E apenas quando eu achava que a nossa vida estava meio estabilizada, quando eu achei que estava começando a me acostumar com a ausência de Mel, a coisa apareceu.

 

Foi em um dia particularmente quente, mesmo para os padrões desérticos em que vivíamos. Ian me chamou, avisando que ele achava ter visto alguém rondando a área. Alerta ecoou por cada terminação do meu corpo e eu e Jeb fomos para a entrada das cavernas dar uma olhada. Estava longe, muito longe, mal dava pra ver mais do que uma pequena linha escura no horizonte que poderia ser uma pessoa. Um parasita, melhor dizendo; afinal, quase não existiam mais pessoas no mundo.

 

Quem quer que fosse, parecia andar meio trope, como se estivesse bêbado. Desidratado. Com certeza. Mas isso não era de se espantar, não com o calor medonho que fazia. O que me espantou foi o sentimento de apreensão e de... medo. Eu não era alguém habituado a este sentimento, eram poucas as coisas que me assustavam, pra ser franco. Se bem que, claro, eu temia que um rastreador estivesse rondando tão próximo a nós. Mas de fato, porque eles estariam por aqui? Fazia tempo que não íamos a uma expedição, os mantimentos estavam quase no fim.
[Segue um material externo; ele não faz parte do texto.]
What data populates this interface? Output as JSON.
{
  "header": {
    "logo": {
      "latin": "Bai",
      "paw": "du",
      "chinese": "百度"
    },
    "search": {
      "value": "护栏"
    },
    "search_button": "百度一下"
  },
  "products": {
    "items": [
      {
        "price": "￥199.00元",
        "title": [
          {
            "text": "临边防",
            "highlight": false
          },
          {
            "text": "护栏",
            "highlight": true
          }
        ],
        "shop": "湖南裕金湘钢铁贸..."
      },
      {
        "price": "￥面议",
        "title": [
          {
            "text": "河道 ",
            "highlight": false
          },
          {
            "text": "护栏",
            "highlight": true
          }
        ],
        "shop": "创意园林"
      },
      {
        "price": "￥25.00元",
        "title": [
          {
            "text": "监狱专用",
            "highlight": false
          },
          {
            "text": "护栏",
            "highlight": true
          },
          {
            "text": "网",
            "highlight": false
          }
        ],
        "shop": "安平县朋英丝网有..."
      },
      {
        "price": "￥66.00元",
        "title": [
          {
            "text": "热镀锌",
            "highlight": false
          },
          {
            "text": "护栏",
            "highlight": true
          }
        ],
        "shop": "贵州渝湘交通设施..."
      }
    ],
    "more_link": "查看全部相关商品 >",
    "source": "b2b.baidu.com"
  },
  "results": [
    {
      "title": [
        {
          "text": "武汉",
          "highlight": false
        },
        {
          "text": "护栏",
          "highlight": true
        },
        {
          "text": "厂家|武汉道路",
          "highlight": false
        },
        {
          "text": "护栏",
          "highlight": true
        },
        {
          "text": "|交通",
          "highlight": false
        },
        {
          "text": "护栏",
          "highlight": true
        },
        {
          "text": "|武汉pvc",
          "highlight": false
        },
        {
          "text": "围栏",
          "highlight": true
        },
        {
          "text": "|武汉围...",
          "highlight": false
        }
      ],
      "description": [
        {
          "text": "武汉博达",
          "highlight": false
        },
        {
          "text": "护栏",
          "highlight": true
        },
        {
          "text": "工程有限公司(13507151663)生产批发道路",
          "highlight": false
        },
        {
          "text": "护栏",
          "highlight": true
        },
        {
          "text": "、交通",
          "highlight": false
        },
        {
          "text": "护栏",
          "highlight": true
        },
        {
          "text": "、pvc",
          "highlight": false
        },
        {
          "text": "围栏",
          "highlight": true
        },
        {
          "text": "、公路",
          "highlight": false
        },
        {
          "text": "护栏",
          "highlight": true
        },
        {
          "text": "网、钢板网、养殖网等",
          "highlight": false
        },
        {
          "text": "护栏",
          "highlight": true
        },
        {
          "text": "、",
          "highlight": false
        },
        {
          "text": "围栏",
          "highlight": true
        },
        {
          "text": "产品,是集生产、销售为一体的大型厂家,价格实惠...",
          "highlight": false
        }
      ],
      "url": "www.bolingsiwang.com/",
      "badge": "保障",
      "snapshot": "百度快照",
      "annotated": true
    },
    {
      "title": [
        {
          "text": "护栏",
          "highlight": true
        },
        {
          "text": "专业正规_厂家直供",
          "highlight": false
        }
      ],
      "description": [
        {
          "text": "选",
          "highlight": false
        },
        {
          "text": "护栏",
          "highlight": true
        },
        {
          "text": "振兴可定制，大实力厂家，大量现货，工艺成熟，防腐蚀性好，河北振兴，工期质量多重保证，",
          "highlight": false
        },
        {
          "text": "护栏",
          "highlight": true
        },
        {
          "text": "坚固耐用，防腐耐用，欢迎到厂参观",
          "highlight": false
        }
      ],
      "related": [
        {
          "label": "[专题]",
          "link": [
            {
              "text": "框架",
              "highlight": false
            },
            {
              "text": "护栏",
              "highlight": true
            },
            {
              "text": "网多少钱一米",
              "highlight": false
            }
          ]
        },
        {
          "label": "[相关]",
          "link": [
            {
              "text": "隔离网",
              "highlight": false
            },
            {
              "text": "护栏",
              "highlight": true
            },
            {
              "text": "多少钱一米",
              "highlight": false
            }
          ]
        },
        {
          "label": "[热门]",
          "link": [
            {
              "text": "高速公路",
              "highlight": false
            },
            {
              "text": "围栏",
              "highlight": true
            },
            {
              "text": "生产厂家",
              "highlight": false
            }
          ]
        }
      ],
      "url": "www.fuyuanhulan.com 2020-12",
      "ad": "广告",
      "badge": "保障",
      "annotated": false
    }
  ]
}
E mesmo assim, nos nunca agíamos sobre nenhuma das imediações do nosso esconderijo. Como um rastreador teria nos descoberto era um enigma pra mim. Mas não. Embora eu tivesse motivos de sobra pra temer que este fosse o caso, não era por isso que eu estava nervoso. Era por algo mais... sutil. Eu não sei... A forma como a coisa lá fora se movia, parecia vagamente... familiar.

 

Neste momento, Jeb anunciou que iria lá, ver o que era. Ainda muito imerso em meus próprios pensamentos, eu acenei em concordância. Em outra ocasião, eu teria me voluntariado a acompanhá-lo, mas algo dentro de mim queria manter distância do que quer que estivesse andando lá fora. Assim sendo, enquanto Jeb se aprontava pegando cantis d´água, eu fui ver Jamie. Vê-lo em segurança tinha o dom de me acalmar. E eu definitivamente, precisava me acalmar agora.